Right. Role is in many cases another way of doing something you already do. For me, it's something like, "you already focus on how the vague energy/vibe in the room makes you feel, now focus on how the crap you have cluttered all over your room makes you feel." It requires that I stop focusing on x, which is my normal state, and start focusing on y, which is an abnormal and annoying state to be in. Another way of saying this is that role is more annoying because it forces you to take your attention off your main function. I think that was a good observation on your part, Gilly (which I just parroted).

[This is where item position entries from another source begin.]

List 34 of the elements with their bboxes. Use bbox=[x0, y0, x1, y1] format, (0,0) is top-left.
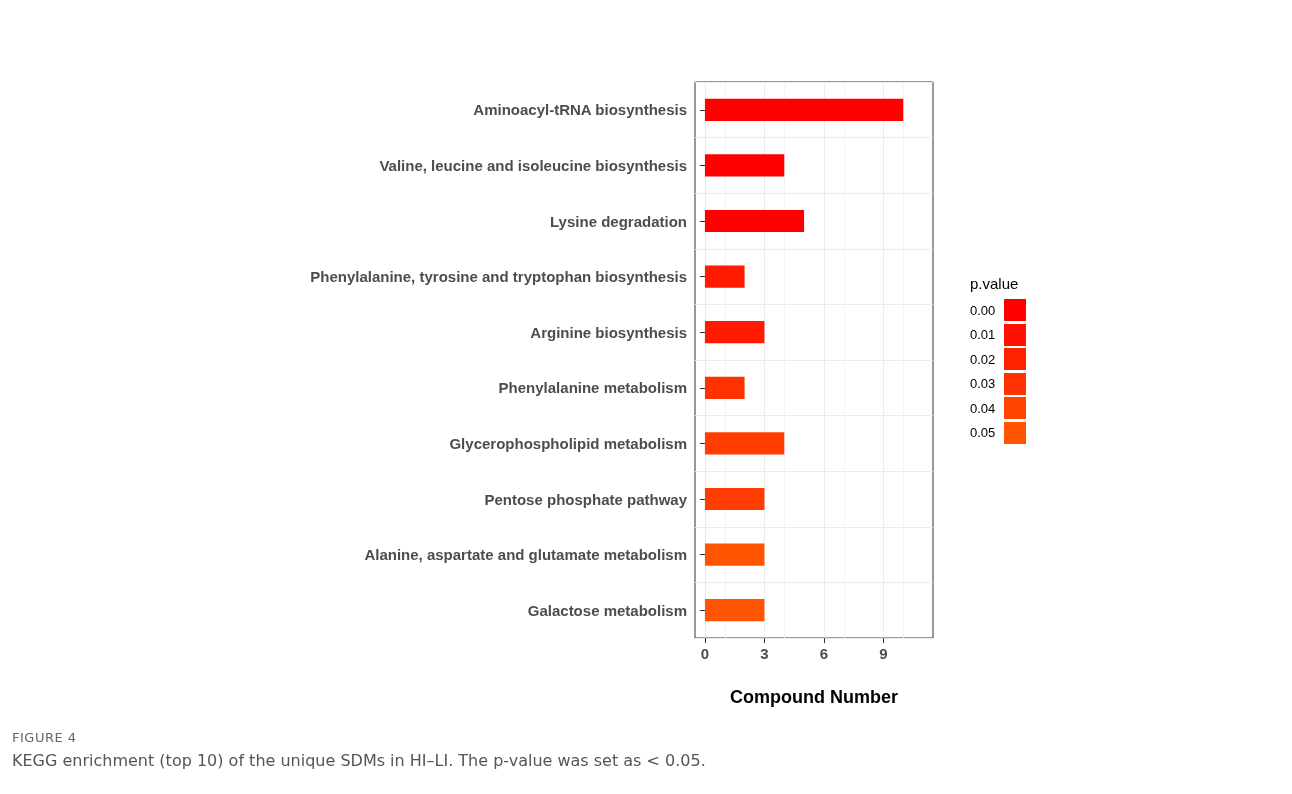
bar bbox=[704, 543, 765, 566]
y-tick-label: Phenylalanine metabolism bbox=[498, 379, 687, 397]
y-tick-label: Phenylalanine, tyrosine and tryptophan biosynthesis bbox=[310, 268, 687, 286]
x-tick-label: 3 bbox=[760, 645, 769, 662]
y-tick-label: Lysine degradation bbox=[550, 212, 687, 230]
bar bbox=[704, 599, 765, 622]
color-bar-label: 0.01 bbox=[970, 327, 997, 343]
y-tick-label: Arginine biosynthesis bbox=[530, 323, 687, 341]
caption: FIGURE 4 bbox=[12, 730, 78, 745]
bar bbox=[704, 265, 745, 288]
bar bbox=[704, 321, 765, 344]
x-tick-label: 9 bbox=[879, 645, 888, 662]
color-bar-title: p.value bbox=[970, 275, 1019, 292]
color-bar-label: 0.02 bbox=[970, 351, 997, 367]
y-tick-label: Glycerophospholipid metabolism bbox=[449, 434, 687, 452]
bar bbox=[704, 487, 765, 511]
y-tick-label: Aminoacyl-tRNA biosynthesis bbox=[473, 101, 687, 119]
bar bbox=[704, 98, 904, 121]
x-tick-label: 6 bbox=[819, 645, 829, 662]
bar bbox=[704, 376, 745, 399]
text: KEGG enrichment (top 10) of the unique SDMs in HI–LI. The p-value was set as < 0.05. bbox=[12, 751, 706, 770]
y-tick-label: Alanine, aspartate and glutamate metabolism bbox=[364, 546, 687, 564]
color-bar-label: 0.04 bbox=[970, 400, 997, 416]
y-tick-label: Pentose phosphate pathway bbox=[484, 490, 688, 508]
bar bbox=[704, 154, 785, 177]
x-axis-title: Compound Number bbox=[730, 687, 898, 707]
color-bar-label: 0.00 bbox=[970, 302, 997, 318]
x-tick-label: 0 bbox=[700, 645, 710, 662]
bar bbox=[704, 432, 785, 455]
y-tick-label: Valine, leucine and isoleucine biosynthesis bbox=[379, 156, 687, 174]
color-bar-label: 0.03 bbox=[970, 376, 997, 392]
y-tick-label: Galactose metabolism bbox=[527, 601, 687, 619]
bar bbox=[704, 209, 805, 233]
color-bar-label: 0.05 bbox=[970, 425, 997, 441]
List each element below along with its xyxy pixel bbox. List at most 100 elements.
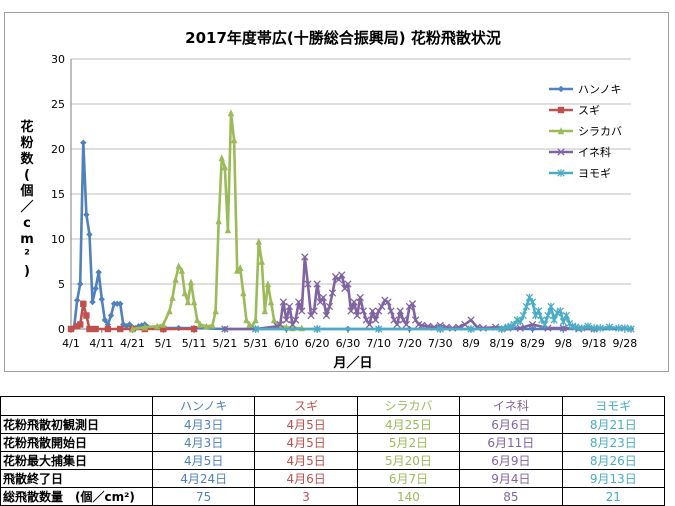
- data-point: [347, 307, 355, 315]
- y-tick-label: 0: [58, 323, 65, 336]
- data-point: [80, 139, 87, 146]
- data-point: [221, 163, 229, 171]
- y-tick-label: 20: [51, 143, 65, 156]
- data-point: [230, 136, 238, 144]
- legend-marker: [557, 106, 565, 114]
- data-point: [243, 316, 250, 324]
- data-point: [498, 325, 506, 333]
- data-point: [190, 298, 198, 306]
- data-point: [578, 324, 586, 332]
- data-point: [86, 325, 93, 333]
- table-cell: 4月5日: [254, 415, 358, 434]
- table-cell: 6月6日: [459, 415, 563, 434]
- data-point: [101, 316, 109, 324]
- data-point: [117, 325, 124, 333]
- data-point: [627, 325, 635, 333]
- table-cell: 4月25日: [356, 415, 461, 434]
- data-point: [535, 307, 543, 315]
- data-point: [221, 325, 229, 333]
- legend-marker: [557, 85, 565, 93]
- data-point: [258, 257, 265, 265]
- data-point: [365, 320, 374, 329]
- data-point: [184, 298, 192, 306]
- x-axis-label: 月／日: [332, 355, 372, 371]
- data-point: [166, 307, 173, 315]
- data-point: [559, 324, 567, 332]
- y-tick-label: 15: [51, 188, 65, 201]
- y-axis-label-char: c: [23, 216, 31, 231]
- x-tick-label: 4/21: [120, 337, 145, 350]
- data-point: [237, 264, 244, 271]
- legend-marker: [557, 169, 565, 177]
- data-point: [571, 323, 580, 331]
- y-axis-label-char: 粉: [20, 135, 33, 151]
- y-axis-label-char: ²: [24, 248, 30, 263]
- data-point: [325, 302, 334, 311]
- row-label: 花粉最大捕集日: [0, 451, 153, 470]
- data-point: [550, 316, 558, 324]
- data-point: [291, 316, 300, 324]
- data-point: [240, 289, 247, 297]
- table-row: 花粉飛散開始日 4月3日 4月5日 5月2日 6月11日 8月23日: [0, 433, 666, 452]
- column-header: ハンノキ: [151, 396, 256, 416]
- data-point: [92, 325, 99, 333]
- data-point: [233, 266, 241, 274]
- data-point: [387, 307, 395, 315]
- data-point: [86, 231, 93, 238]
- data-point: [285, 302, 294, 311]
- column-header: スギ: [254, 396, 358, 416]
- data-point: [341, 284, 349, 293]
- legend-marker: [557, 127, 565, 135]
- data-point: [559, 318, 567, 326]
- data-point: [267, 298, 275, 306]
- data-point: [282, 316, 291, 324]
- data-point: [359, 307, 367, 315]
- data-point: [313, 280, 321, 288]
- x-tick-label: 9/18: [582, 337, 607, 350]
- column-header: シラカバ: [356, 396, 461, 416]
- x-tick-label: 6/10: [274, 337, 299, 350]
- data-point: [525, 293, 534, 302]
- y-axis-label-char: 個: [19, 183, 33, 199]
- y-axis-label-char: (: [24, 168, 30, 183]
- data-point: [316, 298, 324, 306]
- data-point: [178, 266, 185, 274]
- table-cell: 8月23日: [561, 433, 666, 452]
- data-point: [411, 316, 420, 324]
- y-axis-label-char: m: [20, 232, 34, 247]
- table-row: 総飛散数量 (個／cm²) 75 3 140 85 21: [0, 487, 666, 506]
- data-point: [298, 307, 306, 315]
- data-point: [153, 322, 161, 330]
- data-point: [547, 302, 555, 311]
- legend-entry: シラカバ: [578, 125, 622, 138]
- data-point: [528, 298, 537, 306]
- column-header: イネ科: [459, 396, 563, 416]
- data-point: [264, 280, 272, 288]
- data-point: [252, 316, 259, 324]
- data-point: [104, 325, 112, 333]
- legend-entry: ハンノキ: [578, 83, 621, 96]
- data-point: [129, 325, 136, 333]
- data-point: [175, 262, 182, 270]
- x-tick-label: 5/21: [212, 337, 237, 350]
- table-cell: 6月11日: [459, 433, 563, 452]
- x-tick-label: 5/1: [154, 337, 172, 350]
- table-cell: 85: [459, 487, 563, 506]
- data-point: [529, 325, 536, 333]
- data-point: [209, 321, 216, 329]
- data-point: [197, 320, 204, 328]
- data-point: [356, 293, 364, 302]
- data-point: [310, 307, 318, 315]
- table-cell: 8月26日: [561, 451, 666, 470]
- row-label: 飛散終了日: [0, 469, 153, 488]
- data-point: [141, 323, 149, 331]
- data-point: [160, 320, 167, 328]
- data-point: [279, 298, 287, 306]
- data-point: [556, 307, 564, 315]
- data-point: [375, 307, 383, 315]
- data-point: [295, 298, 303, 306]
- data-point: [510, 320, 518, 329]
- data-point: [399, 316, 407, 324]
- data-point: [522, 302, 531, 311]
- table-cell: 4月6日: [254, 469, 358, 488]
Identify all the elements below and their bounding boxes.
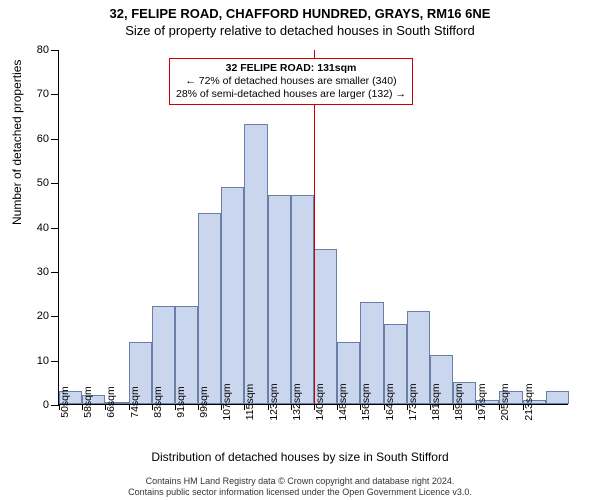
histogram-bar [268, 195, 291, 404]
x-tick-label: 50sqm [59, 386, 71, 418]
footer-attribution: Contains HM Land Registry data © Crown c… [0, 476, 600, 499]
y-tick-label: 80 [37, 44, 59, 56]
x-tick-label: 66sqm [105, 386, 117, 418]
y-tick-label: 60 [37, 133, 59, 145]
callout-smaller: ← 72% of detached houses are smaller (34… [176, 75, 406, 88]
y-tick-label: 40 [37, 222, 59, 234]
x-tick-label: 99sqm [198, 386, 210, 418]
x-tick-label: 123sqm [268, 383, 280, 420]
x-tick-label: 148sqm [337, 383, 349, 420]
histogram-bar [244, 124, 267, 404]
x-tick-label: 58sqm [82, 386, 94, 418]
y-tick-label: 20 [37, 310, 59, 322]
title-address: 32, FELIPE ROAD, CHAFFORD HUNDRED, GRAYS… [0, 6, 600, 21]
chart-title-block: 32, FELIPE ROAD, CHAFFORD HUNDRED, GRAYS… [0, 0, 600, 38]
x-tick-label: 140sqm [314, 383, 326, 420]
x-tick-label: 91sqm [175, 386, 187, 418]
x-tick-label: 189sqm [453, 383, 465, 420]
y-tick-label: 30 [37, 266, 59, 278]
histogram-bar [546, 391, 569, 404]
callout-larger: 28% of semi-detached houses are larger (… [176, 88, 406, 101]
x-tick-label: 173sqm [407, 383, 419, 420]
y-axis-label: Number of detached properties [10, 60, 24, 225]
x-tick-label: 197sqm [476, 383, 488, 420]
x-tick-label: 74sqm [129, 386, 141, 418]
y-tick-label: 70 [37, 88, 59, 100]
x-tick-label: 83sqm [152, 386, 164, 418]
histogram-bar [221, 187, 244, 404]
histogram-bar [291, 195, 314, 404]
y-tick-label: 50 [37, 177, 59, 189]
chart-area: 0102030405060708050sqm58sqm66sqm74sqm83s… [58, 50, 568, 405]
x-tick-label: 115sqm [244, 384, 256, 421]
x-tick-label: 213sqm [523, 383, 535, 420]
y-tick-label: 0 [43, 399, 59, 411]
title-subtitle: Size of property relative to detached ho… [0, 23, 600, 38]
callout-box: 32 FELIPE ROAD: 131sqm ← 72% of detached… [169, 58, 413, 105]
x-tick-label: 181sqm [430, 383, 442, 420]
footer-line1: Contains HM Land Registry data © Crown c… [0, 476, 600, 487]
histogram-bar [314, 249, 337, 404]
x-tick-label: 164sqm [384, 383, 396, 420]
y-tick-label: 10 [37, 355, 59, 367]
x-axis-label: Distribution of detached houses by size … [0, 450, 600, 464]
x-tick-label: 132sqm [291, 383, 303, 420]
x-tick-label: 205sqm [499, 383, 511, 420]
x-tick-label: 107sqm [221, 383, 233, 420]
histogram-bar [198, 213, 221, 404]
x-tick-label: 156sqm [360, 383, 372, 420]
footer-line2: Contains public sector information licen… [0, 487, 600, 498]
callout-title: 32 FELIPE ROAD: 131sqm [176, 62, 406, 75]
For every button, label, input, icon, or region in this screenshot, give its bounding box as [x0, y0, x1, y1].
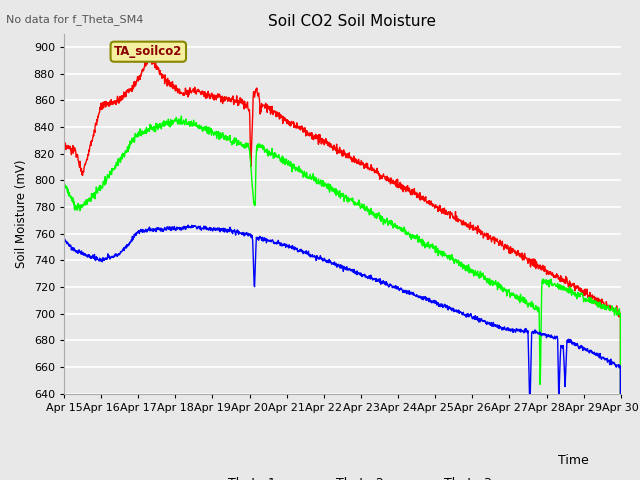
Text: Time: Time — [558, 454, 589, 467]
Theta 2 — [177, 113, 185, 119]
Theta 1 — [297, 125, 305, 131]
Theta 2 — [60, 180, 68, 186]
Line: Theta 3: Theta 3 — [64, 225, 621, 480]
Theta 3 — [103, 256, 111, 262]
Theta 2 — [378, 218, 385, 224]
Theta 3 — [60, 234, 68, 240]
Text: TA_soilco2: TA_soilco2 — [114, 45, 182, 58]
Text: Soil CO2 Soil Moisture: Soil CO2 Soil Moisture — [268, 14, 436, 29]
Theta 3 — [126, 239, 134, 245]
Theta 1 — [318, 136, 326, 142]
Legend: Theta 1, Theta 2, Theta 3: Theta 1, Theta 2, Theta 3 — [188, 472, 497, 480]
Text: No data for f_Theta_SM4: No data for f_Theta_SM4 — [6, 14, 144, 25]
Line: Theta 1: Theta 1 — [64, 57, 621, 480]
Theta 1 — [308, 136, 316, 142]
Theta 2 — [318, 179, 326, 184]
Theta 3 — [184, 222, 192, 228]
Theta 2 — [297, 166, 305, 172]
Theta 2 — [126, 143, 134, 148]
Theta 1 — [60, 141, 68, 146]
Y-axis label: Soil Moisture (mV): Soil Moisture (mV) — [15, 159, 28, 268]
Theta 3 — [378, 278, 385, 284]
Theta 1 — [103, 100, 111, 106]
Theta 1 — [126, 88, 134, 94]
Theta 2 — [308, 175, 316, 181]
Theta 2 — [103, 175, 111, 181]
Line: Theta 2: Theta 2 — [64, 116, 621, 480]
Theta 3 — [318, 257, 326, 263]
Theta 3 — [308, 254, 316, 260]
Theta 1 — [378, 174, 385, 180]
Theta 3 — [297, 247, 305, 252]
Theta 1 — [148, 54, 156, 60]
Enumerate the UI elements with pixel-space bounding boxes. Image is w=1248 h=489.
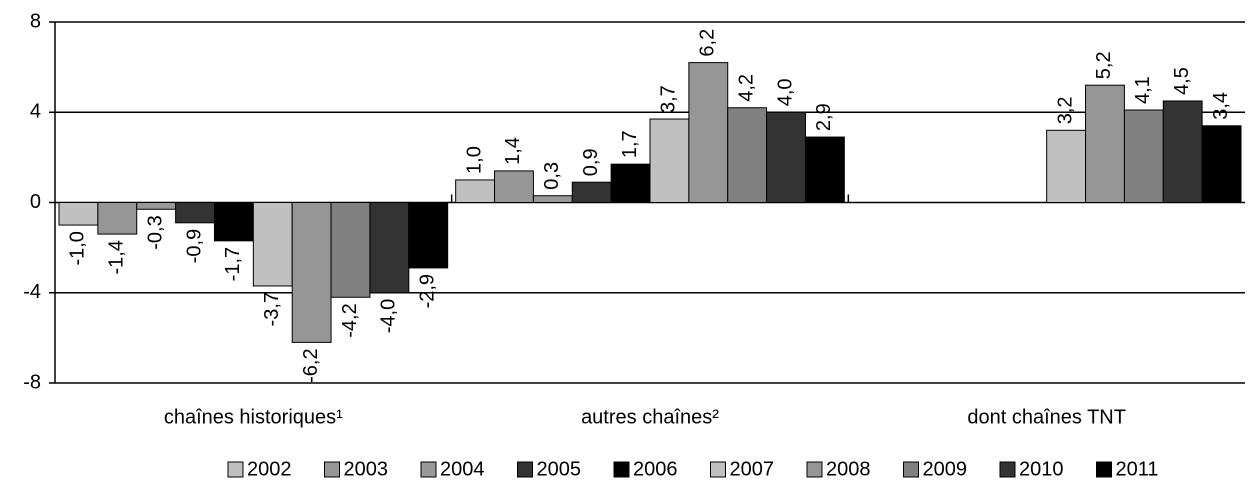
bar bbox=[408, 202, 449, 269]
value-label: 4,2 bbox=[735, 74, 757, 102]
legend-swatch bbox=[517, 461, 533, 478]
bar bbox=[252, 202, 293, 287]
bar bbox=[571, 181, 612, 204]
y-tick-label: -4 bbox=[23, 281, 41, 303]
legend-swatch bbox=[324, 461, 340, 478]
bar bbox=[330, 202, 371, 298]
value-label: 0,3 bbox=[541, 162, 563, 190]
bar bbox=[727, 107, 768, 203]
value-label: 3,7 bbox=[658, 85, 680, 113]
value-label: -0,9 bbox=[183, 229, 205, 263]
value-label: 1,4 bbox=[502, 137, 524, 165]
value-label: 3,4 bbox=[1210, 92, 1232, 120]
legend-label: 2008 bbox=[826, 458, 871, 480]
legend-swatch bbox=[227, 461, 244, 478]
value-label: -0,3 bbox=[144, 215, 166, 249]
bar bbox=[455, 179, 496, 203]
bar bbox=[649, 118, 690, 203]
legend-label: 2007 bbox=[730, 458, 775, 480]
value-label: 2,9 bbox=[813, 103, 835, 131]
y-tick-label: 4 bbox=[30, 101, 41, 123]
value-label: -1,4 bbox=[106, 240, 128, 274]
bar bbox=[136, 202, 177, 210]
value-label: -4,2 bbox=[339, 303, 361, 337]
bar bbox=[1123, 109, 1164, 203]
bar bbox=[688, 62, 729, 203]
bar bbox=[1046, 129, 1087, 203]
value-label: 4,0 bbox=[774, 78, 796, 106]
bar bbox=[97, 202, 138, 235]
legend-label: 2009 bbox=[923, 458, 968, 480]
legend-swatch bbox=[999, 461, 1016, 478]
value-label: 1,0 bbox=[463, 146, 485, 174]
y-tick-label: 0 bbox=[30, 191, 41, 213]
bar bbox=[766, 111, 806, 203]
legend-label: 2002 bbox=[247, 458, 292, 480]
bar bbox=[1085, 84, 1125, 203]
value-label: 0,9 bbox=[580, 148, 602, 176]
value-label: -2,9 bbox=[417, 274, 439, 308]
bar bbox=[58, 202, 99, 226]
value-label: 3,2 bbox=[1054, 96, 1076, 124]
y-tick-label: -8 bbox=[23, 371, 41, 393]
legend-swatch bbox=[1096, 461, 1112, 478]
legend-swatch bbox=[903, 461, 919, 478]
value-label: 5,2 bbox=[1093, 51, 1115, 79]
legend-label: 2011 bbox=[1116, 458, 1159, 480]
value-label: -1,7 bbox=[222, 247, 244, 281]
legend-label: 2004 bbox=[440, 458, 485, 480]
legend-label: 2010 bbox=[1019, 458, 1064, 480]
x-tick-label: chaînes historiques¹ bbox=[164, 406, 343, 428]
legend-swatch bbox=[420, 461, 437, 478]
value-label: 6,2 bbox=[697, 29, 719, 57]
x-tick-label: dont chaînes TNT bbox=[967, 406, 1126, 428]
value-label: -3,7 bbox=[261, 292, 283, 326]
bar bbox=[1162, 100, 1203, 203]
value-label: 4,1 bbox=[1132, 76, 1154, 104]
bar bbox=[1201, 125, 1242, 203]
bar bbox=[369, 202, 410, 294]
x-tick-label: autres chaînes² bbox=[581, 406, 719, 428]
bar bbox=[213, 202, 254, 242]
y-tick-label: 8 bbox=[30, 10, 41, 32]
value-label: 4,5 bbox=[1171, 67, 1193, 95]
bar bbox=[532, 195, 573, 203]
bar bbox=[291, 202, 332, 343]
legend-label: 2003 bbox=[344, 458, 389, 480]
legend-swatch bbox=[710, 461, 726, 478]
value-label: 1,7 bbox=[619, 130, 641, 158]
legend-swatch bbox=[613, 461, 630, 478]
legend-label: 2005 bbox=[537, 458, 582, 480]
bar bbox=[804, 136, 845, 204]
bar bbox=[494, 170, 534, 204]
value-label: -4,0 bbox=[378, 299, 400, 333]
legend-swatch bbox=[806, 461, 823, 478]
bar bbox=[610, 163, 651, 204]
value-label: -1,0 bbox=[67, 231, 89, 265]
bar bbox=[175, 202, 215, 224]
value-label: -6,2 bbox=[300, 348, 322, 382]
legend-label: 2006 bbox=[633, 458, 678, 480]
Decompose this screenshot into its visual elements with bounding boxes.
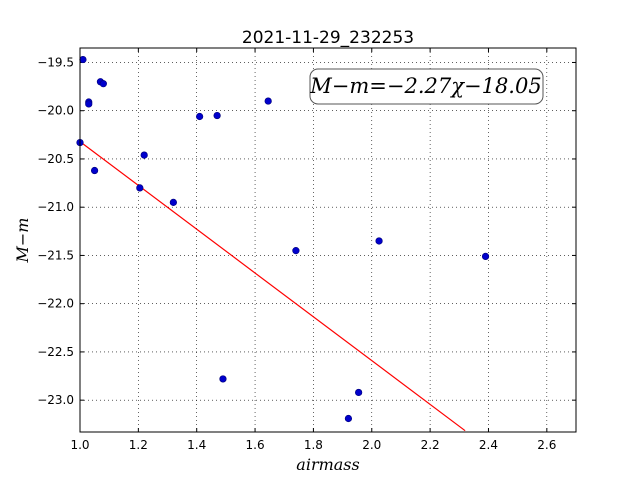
y-tick-label: −23.0 bbox=[37, 393, 74, 407]
x-tick-label: 2.2 bbox=[421, 438, 440, 452]
x-tick-label: 1.0 bbox=[70, 438, 89, 452]
annotation-box: M−m=−2.27χ−18.05 bbox=[309, 68, 544, 105]
x-tick-label: 1.2 bbox=[129, 438, 148, 452]
annotation-border bbox=[309, 68, 544, 105]
fit-line-group bbox=[79, 141, 466, 432]
data-point bbox=[292, 247, 300, 255]
data-point bbox=[169, 198, 177, 206]
data-point bbox=[219, 375, 227, 383]
data-point bbox=[196, 112, 204, 121]
plot-frame bbox=[79, 47, 577, 433]
y-tick-label: −20.0 bbox=[37, 104, 74, 118]
chart-title: 2021-11-29_232253 bbox=[242, 28, 414, 48]
y-tick-label: −21.0 bbox=[37, 200, 74, 214]
x-axis-label: airmass bbox=[296, 455, 359, 474]
grid bbox=[80, 48, 576, 432]
y-tick-label: −20.5 bbox=[37, 152, 74, 166]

Also agreed that polr is just not in your zone of focus (peripheral is a nice term for it). I just don't notice practical details. I'm not even actively hostile to them; I'm only actively hostile to being forced to deal with them, especially the expectation that dealing with something so unpleasant to me is the natural thing for everyone to do. But of course, we all assume that our ego and superid functions, especially the leading and dual-seeking, are the natural way to go about things. This is the source of the most pain in conflict relations, I think. I'm interested to further examine the idea that the potential relevance of the fourth function to the leading (as it is blocked with the leading in the comparative/kindred type) is a further source of its annoyance. Honestly, I've never quite understood how Te works in ILIs; it doesn't quite make sense to me. Perhaps an analysis of a comparative pair would yield some insight into this? I'd do it, but it's way too late and I have way too much work to be on a socionics site at all right now. But you know, 16types = crack, apparently. Except it doesn't mess up your teeth/face/lips.